Sensitivity Analysis of the Consistency Assumption
Brian Knaeble, Qinyun Lin, Erich Kummerfeld, Kenneth A. Frank
TL;DR
This work addresses violations of the consistency assumption in causal inference by developing a two-stage sensitivity analysis that separates background confounding from hidden versions of treatment using stochastic potential outcomes defined on filtered probability spaces.
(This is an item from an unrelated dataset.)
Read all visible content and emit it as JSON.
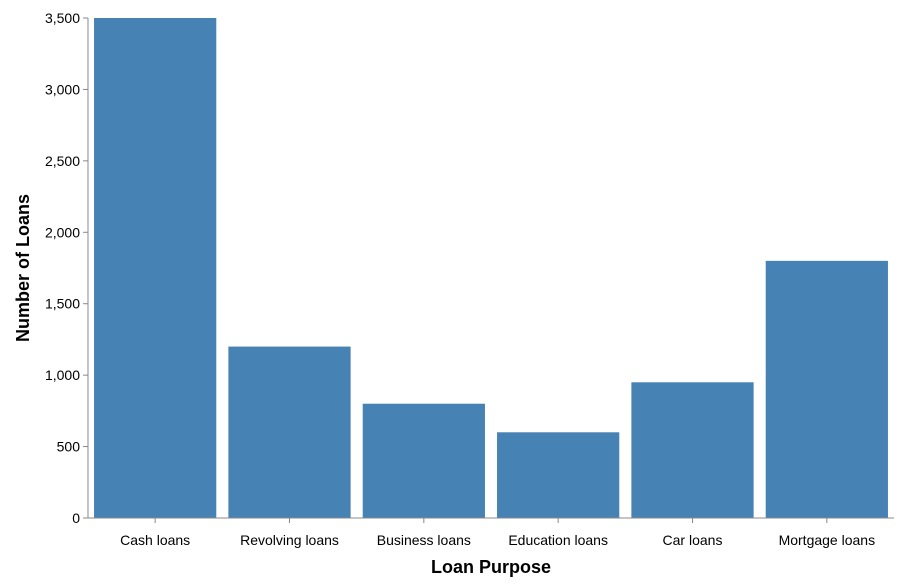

It introduces a novel bias parameter $K$ for version confounding and entropy-based bounds $f$ and $g$ for background confounding, yielding partial identification of the estimand $\tau$ via bounds $(L,U)$ on $\psi$ adjusted by $K$ (i.e., $L-K<\tau<U-K$). The methodology is demonstrated through three applications (golf, marijuana and hard drug use, and vaccine effectiveness) to illustrate how hidden versions and co-interventions can bias conclusions and how to calibrate bias and uncertainty in practice. Compared with instrumental-variable or intention-to-treat approaches, this framework provides a transparent, data-driven way to assess robustness to consistency violations and to quantify the potential impact of unobserved treatment versions on causal estimates.
Abstract
Sensitivity analysis informs causal inference by assessing the sensitivity of conclusions to departures from assumptions. The consistency assumption states that there are no hidden versions of treatment and that the outcome arising naturally equals the outcome arising from intervention. When reasoning about the possibility of consistency violations, it can be helpful to distinguish between covariates and versions of treatment. In the context of surgery, for example, genomic variables are covariates and the skill of a particular surgeon is a version of treatment. There may be hidden versions of treatment, and this paper addresses that concern with a new kind of sensitivity analysis. Whereas many methods for sensitivity analysis are focused on confounding by unmeasured covariates, the methodology of this paper is focused on confounding by hidden versions of treatment. In this paper, new mathematical notation is introduced to support the novel method, and example applications are described.